In the late 90s, there was a game that showed me a mysterious world I got lost in. One with devious puzzles that counted on me learning a five-base number system, the calls of various ocean life, and deciphering a strange globe co-ordinate system. I had nothing but my brain, a neighbor down the hall, and my trusty notepad to uncover its mysteries. That game was Riven, and it is one my all-time favorite experiences. No one has really gone down that path since then, until Fez came along. Disguised as a retro 2D platformer with a neat perspective-shifting mechanic, Fez is about exploring a world, and, like Riven, uncovering its mysteries with nothing but your imagination and a notepad. It's the kind of game where I don't want to say anything if you haven't played it. It's an experience with a world to discover on your own.
Journey made me cry.

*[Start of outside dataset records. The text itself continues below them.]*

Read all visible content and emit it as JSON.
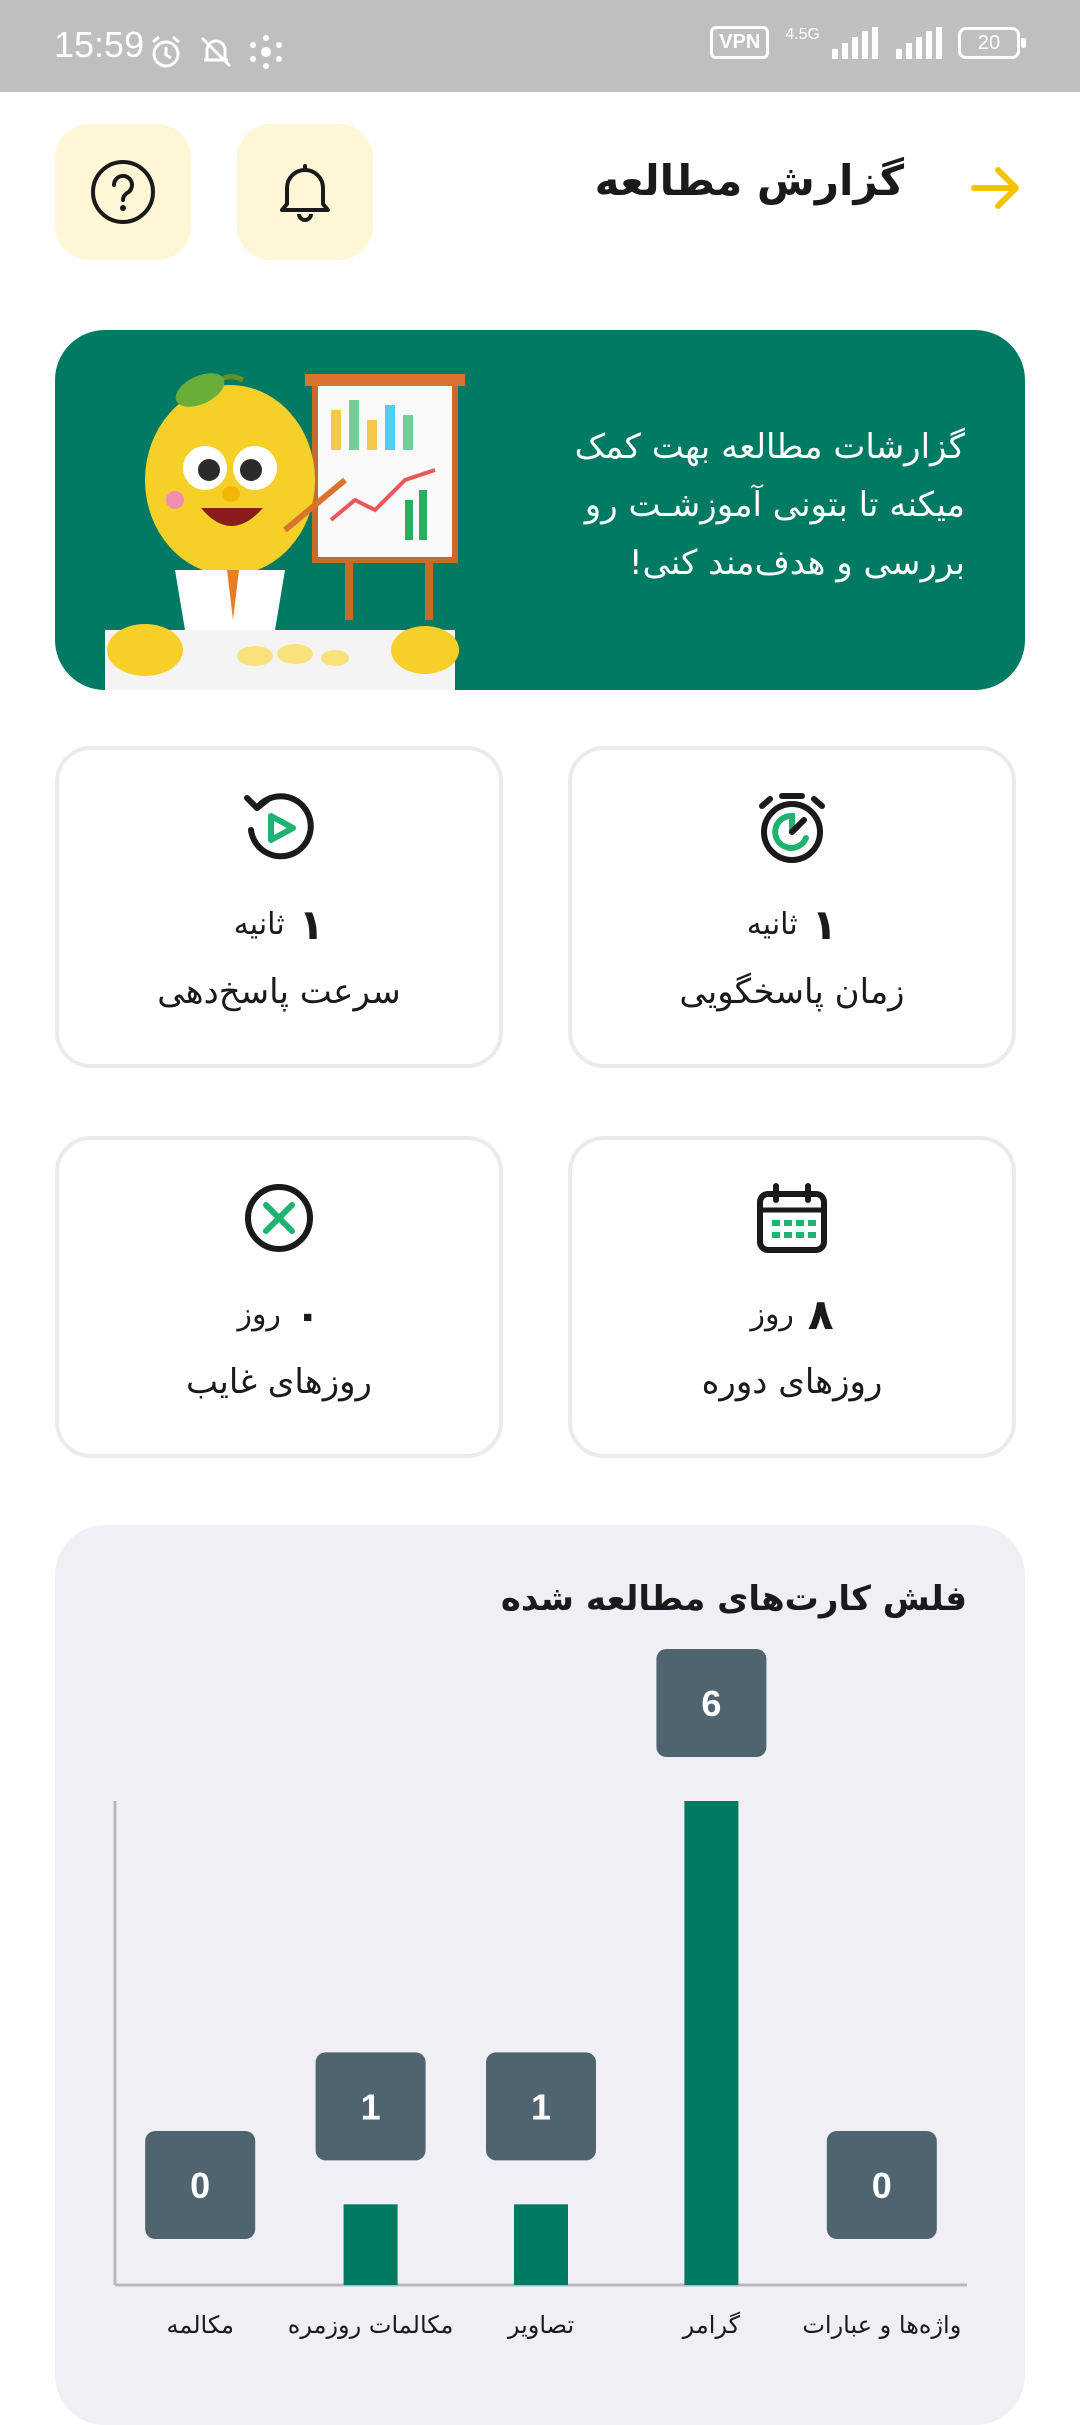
{
  "status_bar": {
    "time": "15:59",
    "vpn": "VPN",
    "network": "4.5G",
    "battery": "20"
  },
  "header": {
    "title": "گزارش مطالعه",
    "back_icon": "arrow-right-icon",
    "notification_icon": "bell-icon",
    "help_icon": "question-icon"
  },
  "banner": {
    "lines": [
      "گزارشات مطالعه بهت کمک",
      "میکنه تا بتونی آموزشـت رو",
      "بررسی و هدف‌مند کنی!"
    ]
  },
  "stats": [
    {
      "label": "زمان پاسخگویی",
      "value": "۱",
      "unit": "ثانیه",
      "icon": "stopwatch-icon"
    },
    {
      "label": "سرعت پاسخ‌دهی",
      "value": "۱",
      "unit": "ثانیه",
      "icon": "replay-icon"
    },
    {
      "label": "روزهای دوره",
      "value": "۸",
      "unit": "روز",
      "icon": "calendar-icon"
    },
    {
      "label": "روزهای غایب",
      "value": "۰",
      "unit": "روز",
      "icon": "cancel-icon"
    }
  ],
  "chart_data": {
    "type": "bar",
    "title": "فلش کارت‌های مطالعه شده",
    "categories": [
      "واژه‌ها و عبارات",
      "گرامر",
      "تصاویر",
      "مکالمات روزمره",
      "مکالمه"
    ],
    "values": [
      0,
      6,
      1,
      1,
      0
    ],
    "ylim": [
      0,
      6
    ],
    "colors": {
      "bar": "#017a63",
      "label_box": "#506470"
    }
  },
  "colors": {
    "primary": "#017a63",
    "accent_yellow": "#f5c200",
    "icon_button_bg": "#fef6d4"
  }
}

It's this thing that happens with me. When I'm watching a movie, playing a game, reading a book, or listening to a piece of music, there can be that "moment." That moment when everything just clicks. The writing, the composition, the visuals, the music. It all just comes together to form a whole greater than the sum of its parts. And so far, this is one of the only games that really does that. By the end, I knew I was playing something special. Along with one of the best modern video-game scores thus far, it's clear that the creatives and their vision behind this game just KNEW. They knew what they wanted, and how to get it, and completely succeeded. Journey made me care more than any other game this year.